5. Considérant qu'aux termes de l'article L. 911-1 du code de justice administrative : " Lorsque sa décision implique nécessairement qu'une personne morale de droit public ou un organisme de droit privé chargé de la gestion d'un service public prenne une mesure d'exécution dans un sens déterminé, la juridiction, saisie de conclusions en ce sens, prescrit, par la même décision, cette mesure assortie, le cas échéant, d'un délai d'exécution " ;

6. Considérant que, dans les circonstances de l'espèce, l'annulation de la décision litigieuse pour le motif retenu au point 3 du présent arrêt implique nécessairement qu'il soit enjoint au garde des sceaux, ministre de la justice de présenter au Premier ministre un projet de décret tendant à autoriser M. F...à substituer à son nom celui de " B... ", dans un délai de deux mois à compter de la notification du présent arrêt ;

Sur les conclusions tendant à l'application de l'article 37 de la loi du 10 juillet 1991 et de l'article L. 761-1 du code de justice administrative :

7. Considérant qu'aux termes de la loi du 10 juillet 1991 relative à l'aide juridique : " (...) Dans toutes les instances, le juge condamne la partie tenue aux dépens, ou qui perd son procès, et non bénéficiaire de l'aide juridictionnelle, à payer à l'avocat du bénéficiaire de l'aide juridictionnelle, partielle ou totale, une somme qu'il détermine et qui ne saurait être inférieure à la part contributive de l'Etat, au titre des honoraires et frais non compris dans les dépens que le bénéficiaire de l'aide aurait exposés s'il n'avait pas eu cette aide.
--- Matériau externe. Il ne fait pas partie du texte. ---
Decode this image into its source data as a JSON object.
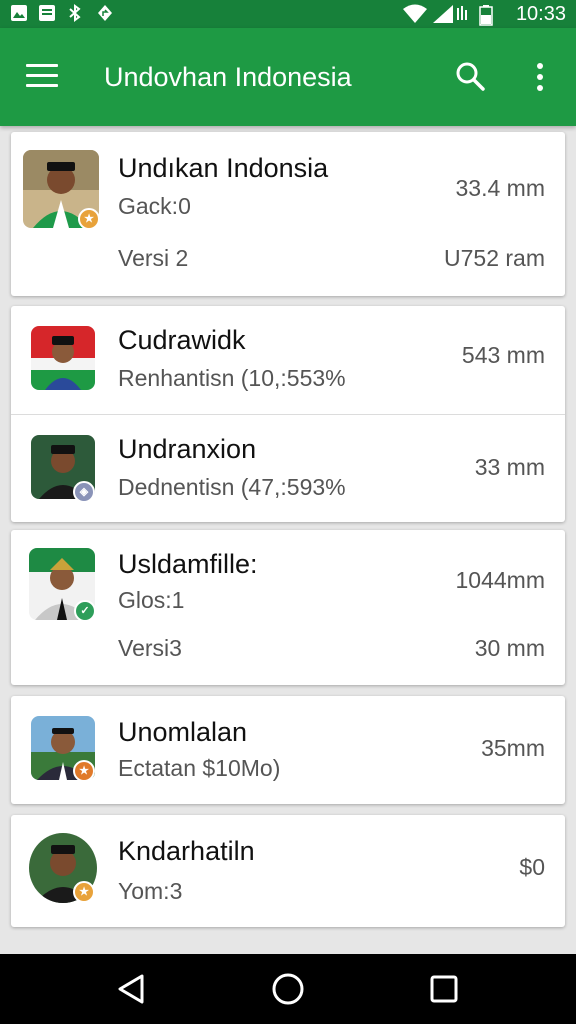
{
  "status_bar": {
    "time": "10:33",
    "icons": [
      "image-icon",
      "notification-icon",
      "bluetooth-icon",
      "location-icon",
      "wifi-icon",
      "signal-icon",
      "battery-icon"
    ]
  },
  "app_bar": {
    "title": "Undovhan Indonesia",
    "icons": [
      "menu-icon",
      "search-icon",
      "more-vert-icon"
    ]
  },
  "cards": [
    {
      "rows": [
        {
          "title": "Undıkan Indonsia",
          "subtitle": "Gack:0",
          "value": "33.4 mm",
          "version": "Versi 2",
          "version_value": "U752 ram",
          "badge_color": "#e8a23a",
          "badge_icon": "star-badge-icon"
        }
      ]
    },
    {
      "rows": [
        {
          "title": "Cudrawidk",
          "subtitle": "Renhantisn (10,:553%",
          "value": "543 mm",
          "badge_color": "",
          "badge_icon": ""
        },
        {
          "title": "Undranxion",
          "subtitle": "Dednentisn (47,:593%",
          "value": "33 mm",
          "badge_color": "#8a93b8",
          "badge_icon": "shield-badge-icon"
        }
      ]
    },
    {
      "rows": [
        {
          "title": "Usldamfille:",
          "subtitle": "Glos:1",
          "value": "1044mm",
          "version": "Versi3",
          "version_value": "30 mm",
          "badge_color": "#2e9e5a",
          "badge_icon": "check-badge-icon"
        }
      ]
    },
    {
      "rows": [
        {
          "title": "Unomlalan",
          "subtitle": "Ectatan $10Mo)",
          "value": "35mm",
          "badge_color": "#e07a2a",
          "badge_icon": "star-badge-icon"
        }
      ]
    },
    {
      "rows": [
        {
          "title": "Kndarhatiln",
          "subtitle": "Yom:3",
          "value": "$0",
          "badge_color": "#e8a23a",
          "badge_icon": "star-badge-icon"
        }
      ]
    }
  ],
  "colors": {
    "status_bar": "#17813a",
    "app_bar": "#1e9a44",
    "background": "#e6e6e6"
  },
  "nav_bar": {
    "icons": [
      "back-icon",
      "home-icon",
      "recents-icon"
    ]
  }
}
Le juge tient compte de l'équité ou de la situation économique de la partie condamnée. Il peut, même d'office, pour des raisons tirées des mêmes considérations, dire qu'il n'y a pas lieu à cette condamnation. / Si l'avocat du bénéficiaire de l'aide recouvre cette somme, il renonce à percevoir la part contributive de l'Etat (...) " ;

8. Considérant que M. F... est bénéficiaire de l'aide juridictionnelle totale ; qu'il y a lieu, dans les circonstances de l'espèce, de mettre à la charge de l'Etat, qui est la partie perdante dans la présente instance, la somme de 1 000 euros à verser à Me C... sur le fondement de l'article 37 de la loi du 10 juillet 1991 ;

DÉCIDE :

Article 1er : Le jugement n° 1609193/4-1 du 9 novembre 2017 du tribunal administratif de Paris et la décision du 27 avril 2016 du garde des sceaux, ministre de la justice sont annulés.
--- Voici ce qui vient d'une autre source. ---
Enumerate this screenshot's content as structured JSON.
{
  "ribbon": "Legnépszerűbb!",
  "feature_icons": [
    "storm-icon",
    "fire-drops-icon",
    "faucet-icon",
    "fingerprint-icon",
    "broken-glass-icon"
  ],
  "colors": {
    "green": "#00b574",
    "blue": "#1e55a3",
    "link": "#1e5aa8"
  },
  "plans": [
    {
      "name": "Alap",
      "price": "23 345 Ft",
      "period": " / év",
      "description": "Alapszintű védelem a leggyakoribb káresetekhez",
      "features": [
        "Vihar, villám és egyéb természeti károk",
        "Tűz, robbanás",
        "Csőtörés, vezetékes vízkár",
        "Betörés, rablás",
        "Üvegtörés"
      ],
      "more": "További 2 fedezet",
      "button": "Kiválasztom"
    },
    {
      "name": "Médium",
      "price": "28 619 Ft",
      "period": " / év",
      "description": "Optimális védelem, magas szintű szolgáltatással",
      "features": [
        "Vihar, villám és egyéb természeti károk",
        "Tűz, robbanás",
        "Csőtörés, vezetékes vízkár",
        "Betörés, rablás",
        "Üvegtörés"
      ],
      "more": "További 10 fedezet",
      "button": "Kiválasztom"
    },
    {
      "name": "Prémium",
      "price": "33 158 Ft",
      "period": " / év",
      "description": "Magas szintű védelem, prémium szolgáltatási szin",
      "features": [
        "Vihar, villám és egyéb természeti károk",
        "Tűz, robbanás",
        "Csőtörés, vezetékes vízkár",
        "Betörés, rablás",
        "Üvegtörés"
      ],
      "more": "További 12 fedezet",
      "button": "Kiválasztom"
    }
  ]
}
Article 2 : Il est enjoint au garde des sceaux, ministre de la justice de présenter au Premier ministre, dans un délai de deux mois à compter de la notification du présent arrêt, un projet de décret tendant à autoriser M. A...F...à substituer à son nom celui de " B... ".

Article 3 : L'Etat versera à Me C...une somme de 1 000 euros sur le fondement de l'article 37 de la loi du 10 juillet 1991.

Article 4 : Le présent arrêt sera notifié à M. A...F...et au garde des sceaux, ministre de la justice.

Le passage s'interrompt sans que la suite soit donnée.